Yes! I would have done the same thing. Last year, I did a few Mommy walks with some ladies here in town. There's a perfect side road that runs parallel to the highway and loops around back through town. I once did the same walk but by myself. It was so creepy and terrifying! I've never gone that route again by myself because it's so secluded and surrounded by trees that anyone could be camped out in. We have a rather high homeless population around here and I'm pretty sure there are some camped out on that route, but far… Read more »


I would have totally done the same thing. I'm super paranoid about things like this. I think better safe than sorry and I'm glad you and Olivia are okay!


I would have totally done the same thing! I'm super paranoid about things like this and I'm so happy you and Olivia are okay!!!

Modern Gypsy

I would have done the same thing! It's so sad that we need to be so damn cautious all the time as women, but that's the sad reality of it. Best to listen to your gut and be safe I say!

Lollipop Goldstein

I think every woman has a story like this, and I think your gut is your best tool for keeping safe. Your subconscious picks up on clues that your rational, conscious brain does not. So… I would always do what feels right over what is rational in situations like that.

Traci York

Adding my voice to the chorus of, "Me too!" Any time my gut tells me there's danger, I listen, even if I feel awkward about it. And while I agree a man probably would've plowed ahead without thinking twice, hubby and I have made a point of teaching all three of our kidlets (two girls and a boy – now 16, 19, and 21) to be aware of their surroundings at all times when out in public. I feel you can never be too careful!

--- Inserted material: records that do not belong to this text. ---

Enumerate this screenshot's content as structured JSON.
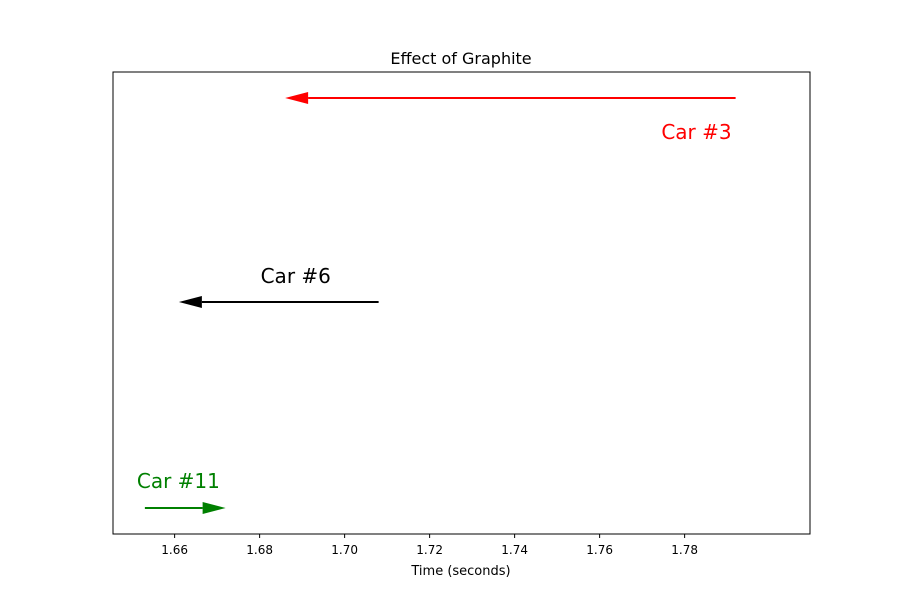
{
  "chart_data": {
    "type": "arrow",
    "title": "Effect of Graphite",
    "xlabel": "Time (seconds)",
    "ylabel": "",
    "xlim": [
      1.6455,
      1.8095
    ],
    "ylim": [
      0,
      1
    ],
    "x_ticks": [
      "1.66",
      "1.68",
      "1.70",
      "1.72",
      "1.74",
      "1.76",
      "1.78"
    ],
    "y_ticks": [],
    "grid": false,
    "series": [
      {
        "name": "Car #3",
        "x_start": 1.792,
        "x_end": 1.686,
        "color": "#ff0000"
      },
      {
        "name": "Car #6",
        "x_start": 1.708,
        "x_end": 1.661,
        "color": "#000000"
      },
      {
        "name": "Car #11",
        "x_start": 1.653,
        "x_end": 1.672,
        "color": "#008000"
      }
    ]
  }
}
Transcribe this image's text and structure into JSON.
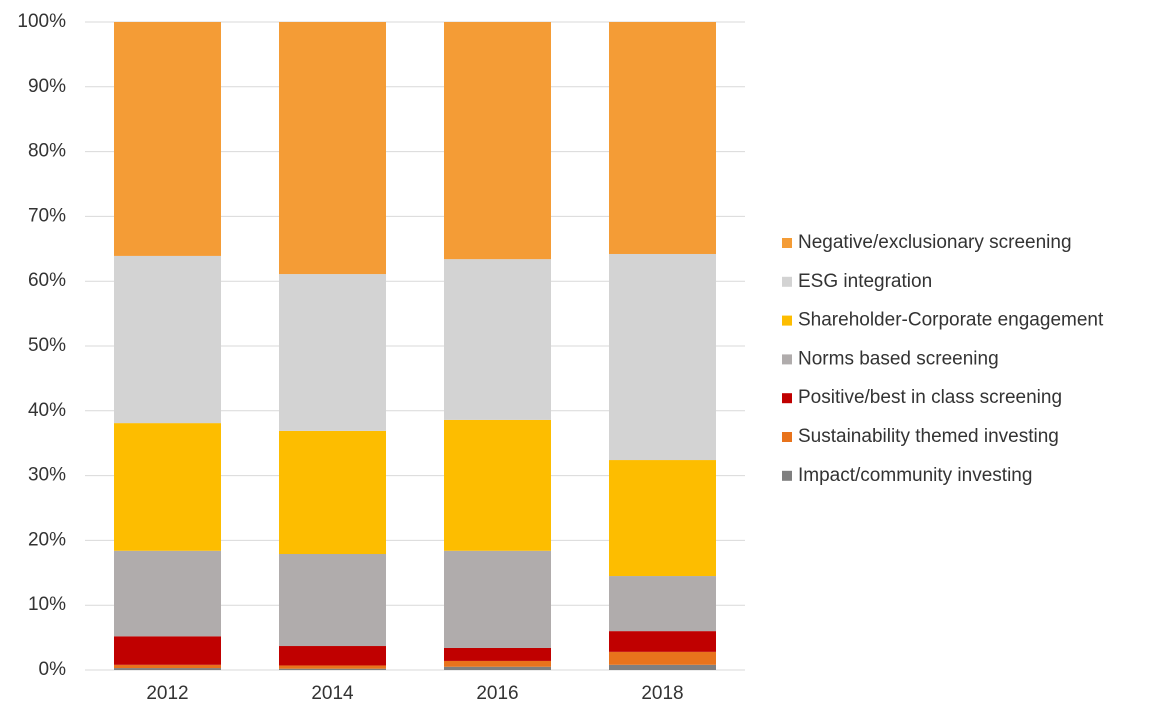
{
  "chart_data": {
    "type": "stacked_bar",
    "categories": [
      "2012",
      "2014",
      "2016",
      "2018"
    ],
    "series": [
      {
        "name": "Impact/community investing",
        "color": "#7f7f7f",
        "values": [
          0.3,
          0.2,
          0.5,
          0.8
        ]
      },
      {
        "name": "Sustainability themed investing",
        "color": "#e8731c",
        "values": [
          0.5,
          0.5,
          0.9,
          2.0
        ]
      },
      {
        "name": "Positive/best in class screening",
        "color": "#c00000",
        "values": [
          4.4,
          3.0,
          2.0,
          3.2
        ]
      },
      {
        "name": "Norms based screening",
        "color": "#b0acac",
        "values": [
          13.2,
          14.2,
          15.0,
          8.5
        ]
      },
      {
        "name": "Shareholder-Corporate engagement",
        "color": "#fdbd00",
        "values": [
          19.7,
          19.0,
          20.2,
          17.9
        ]
      },
      {
        "name": "ESG integration",
        "color": "#d3d3d3",
        "values": [
          25.8,
          24.2,
          24.8,
          31.8
        ]
      },
      {
        "name": "Negative/exclusionary screening",
        "color": "#f49c36",
        "values": [
          36.1,
          38.9,
          36.6,
          35.8
        ]
      }
    ],
    "ylim": [
      0,
      100
    ],
    "yticks": [
      {
        "value": 0,
        "label": "0%"
      },
      {
        "value": 10,
        "label": "10%"
      },
      {
        "value": 20,
        "label": "20%"
      },
      {
        "value": 30,
        "label": "30%"
      },
      {
        "value": 40,
        "label": "40%"
      },
      {
        "value": 50,
        "label": "50%"
      },
      {
        "value": 60,
        "label": "60%"
      },
      {
        "value": 70,
        "label": "70%"
      },
      {
        "value": 80,
        "label": "80%"
      },
      {
        "value": 90,
        "label": "90%"
      },
      {
        "value": 100,
        "label": "100%"
      }
    ],
    "grid": true,
    "legend": "right"
  }
}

Glad to hear you and your little one are okay!

Simple Life Dreamer

completely agree with everyone above, we have gut instincts for a very real reason!! Glad nothing happened. 🙂

Kami Singh-Gocool

Better safe than sorry I always say, you should never doubt yourself or instincts! Not in this day and age anyway.

Callie K

I completely agree with every one above as well. Although I don't have children, I am always super cautious when I'm walking, hiking, jogging alone. Although I do have my CCW, and am usually carrying, I don't WANT to have to use it.


I would've felt the same. You're not alone in those thoughts!


I probably should be more careful when I'm walking around, but my heart definitely beats faster when I am not with anyone and there is a stranger nearby! It's hard to not have stories of other tragedies in mind when we're alone…


Trust your Spidey sense! You may feel crazy, but better crazy than something far worse. I am super paranoid when it comes to walking paths or if I feel I am being followed in any way. We live in a crap world where bad things happen, and they are more likely to happen if you aren't aware of your surroundings and paying attention. I hate that when I'm in a parking lot or parking garage, I have my keys in my hand and lock the doors as soon as I get in…justincase. But better to seem overly cautious than to… Read more »


I don't think you were being paranoid. I would have made the same decision! I have become even more aware/sensitive since having kids. Having the responsibility to keep them safe takes it up a notch! I also keep my keys next to my bed when my husband is away overnight – I read a tip about doing this in case of a break-in. You can hit the panic button on your key fob to set off the alarm on your car to attract your neighbors' attention.